男を倒した人物は女で三人のグループを組んでいた。全員が女だ。ネネはその連中が祭りに参加しているだけの一般人だと思ったが、そうでもなさそうだった。なぜなら彼女たちの井出立ちがまるで噛み合わないからだ。一人は女子高生風の格好をしているがこの辺の高校の制服ではない。一人は黒のチューブトップとゆったり系のカーゴパンツ。
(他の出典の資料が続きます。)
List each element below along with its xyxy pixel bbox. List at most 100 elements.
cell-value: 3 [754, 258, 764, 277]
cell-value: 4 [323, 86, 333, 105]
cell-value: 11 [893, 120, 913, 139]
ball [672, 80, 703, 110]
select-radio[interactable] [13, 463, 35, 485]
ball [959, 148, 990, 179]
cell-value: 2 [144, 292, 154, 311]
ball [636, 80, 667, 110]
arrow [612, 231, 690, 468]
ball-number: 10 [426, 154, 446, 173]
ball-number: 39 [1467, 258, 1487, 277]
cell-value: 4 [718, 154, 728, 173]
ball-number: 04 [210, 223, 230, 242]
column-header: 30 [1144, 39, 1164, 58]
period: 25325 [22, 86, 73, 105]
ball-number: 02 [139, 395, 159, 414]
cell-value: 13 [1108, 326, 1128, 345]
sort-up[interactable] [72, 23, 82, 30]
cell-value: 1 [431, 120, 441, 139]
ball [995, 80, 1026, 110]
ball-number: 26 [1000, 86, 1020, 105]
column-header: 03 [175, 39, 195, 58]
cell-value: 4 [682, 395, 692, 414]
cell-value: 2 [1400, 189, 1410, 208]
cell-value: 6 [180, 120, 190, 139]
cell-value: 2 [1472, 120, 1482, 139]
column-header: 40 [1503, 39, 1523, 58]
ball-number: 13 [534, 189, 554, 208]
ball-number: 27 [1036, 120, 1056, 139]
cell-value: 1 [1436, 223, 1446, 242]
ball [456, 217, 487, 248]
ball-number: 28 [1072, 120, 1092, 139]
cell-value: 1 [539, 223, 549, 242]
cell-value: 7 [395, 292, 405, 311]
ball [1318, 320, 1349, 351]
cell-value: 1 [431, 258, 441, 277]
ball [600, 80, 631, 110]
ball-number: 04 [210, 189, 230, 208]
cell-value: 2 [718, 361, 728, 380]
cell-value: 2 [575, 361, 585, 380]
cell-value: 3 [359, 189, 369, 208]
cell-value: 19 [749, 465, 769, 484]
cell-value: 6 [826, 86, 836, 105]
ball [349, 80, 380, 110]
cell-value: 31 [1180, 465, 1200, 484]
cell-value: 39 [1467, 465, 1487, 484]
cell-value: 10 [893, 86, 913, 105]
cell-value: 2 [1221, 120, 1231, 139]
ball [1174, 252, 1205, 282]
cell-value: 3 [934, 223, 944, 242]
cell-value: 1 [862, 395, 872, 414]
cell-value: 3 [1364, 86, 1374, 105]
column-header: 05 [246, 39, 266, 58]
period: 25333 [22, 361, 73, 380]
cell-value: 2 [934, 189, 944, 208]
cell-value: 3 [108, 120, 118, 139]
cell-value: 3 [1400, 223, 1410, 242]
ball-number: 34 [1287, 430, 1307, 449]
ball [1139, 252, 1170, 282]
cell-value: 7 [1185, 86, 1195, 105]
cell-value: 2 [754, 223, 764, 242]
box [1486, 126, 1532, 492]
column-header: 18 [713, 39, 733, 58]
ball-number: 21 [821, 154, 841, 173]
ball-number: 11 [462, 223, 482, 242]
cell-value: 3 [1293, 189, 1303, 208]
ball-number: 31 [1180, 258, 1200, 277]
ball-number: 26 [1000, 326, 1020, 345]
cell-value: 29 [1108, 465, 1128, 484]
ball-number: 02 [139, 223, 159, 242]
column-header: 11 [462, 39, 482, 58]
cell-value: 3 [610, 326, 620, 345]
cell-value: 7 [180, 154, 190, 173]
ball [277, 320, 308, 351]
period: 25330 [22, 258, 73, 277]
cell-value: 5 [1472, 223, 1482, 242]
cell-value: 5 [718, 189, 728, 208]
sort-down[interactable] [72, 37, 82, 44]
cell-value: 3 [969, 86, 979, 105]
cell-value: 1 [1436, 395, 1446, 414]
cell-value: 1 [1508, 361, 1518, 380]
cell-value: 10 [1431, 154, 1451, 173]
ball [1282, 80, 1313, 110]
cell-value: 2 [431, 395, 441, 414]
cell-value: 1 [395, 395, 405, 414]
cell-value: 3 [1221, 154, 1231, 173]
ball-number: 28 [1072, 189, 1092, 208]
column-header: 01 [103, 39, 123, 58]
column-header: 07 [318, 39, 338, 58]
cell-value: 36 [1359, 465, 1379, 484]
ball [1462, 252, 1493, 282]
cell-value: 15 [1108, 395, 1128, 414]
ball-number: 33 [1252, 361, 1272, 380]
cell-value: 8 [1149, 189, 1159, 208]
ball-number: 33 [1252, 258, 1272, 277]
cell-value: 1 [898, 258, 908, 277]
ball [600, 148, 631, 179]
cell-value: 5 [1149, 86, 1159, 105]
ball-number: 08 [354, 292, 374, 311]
一見するとダンサーのような格好だ。ひどい隈と目つきの悪さが目立つ。ネネほどではないがかなりのものだ。どこかの露店で買ったのであろうリンゴ飴を舐めている。
最後の一人はグレーのスーツに身を包み、この祭りの場に似つかわしくない格好となっている。眼鏡と目の下の泣きぼくろが特徴だ。事務仕事からそのまま抜け出してきたかのような服装をしていながら、この女こそが男を一撃で倒して見せたのだ。華奢な体で大の大人の男を沈めるなど普通の出来事ではない。
「殺したんか?」
「いいえ、まさか。ただしばらくは目を覚まさないでしょうね」
ダンサー風の女と事務女の会話が耳に入る。人を傷つけたというのに、まるで服についた虫を払うかの如く感情のないやり取りであった。
「こいつの出番は終わりじゃ。ネネ相手ならこの程度じゃな」
三人組が男の体を乗り越えてネネのもとへ歩み寄ってくる。
「ちょっと金チラつかせるだけでここまでうまくいくなんて世の中単純というものよ」
「テメェ……!」
ネネは鳥肌が立つのを感じた。この女はネネの名前を知っている。先ほどまでの喧嘩をすべて仕組んだと思われる発言。そしてこの緊張感。相手はネネに何らかの用がある。それも決して楽しい用事ではないことだけがはっきりしている。
「……ネネ」
ダンサー風の女は名前を呼び、人混みの中を我が物顔で歩み寄ってくる。まるで攻撃の意思を感じ取れない。女から何がどう来るのかさっぱり見当もつかない。殴りかかるのか、それとも罵詈雑言でも浴びせてくるのか、そのどちらをも覚悟した時、女と目が合った。
「ふっ」
不敵な笑みを浮かべて女がさらに距離を詰める。
─────女の唇がネネの唇と当たった。それはキスと呼ばれるものだ。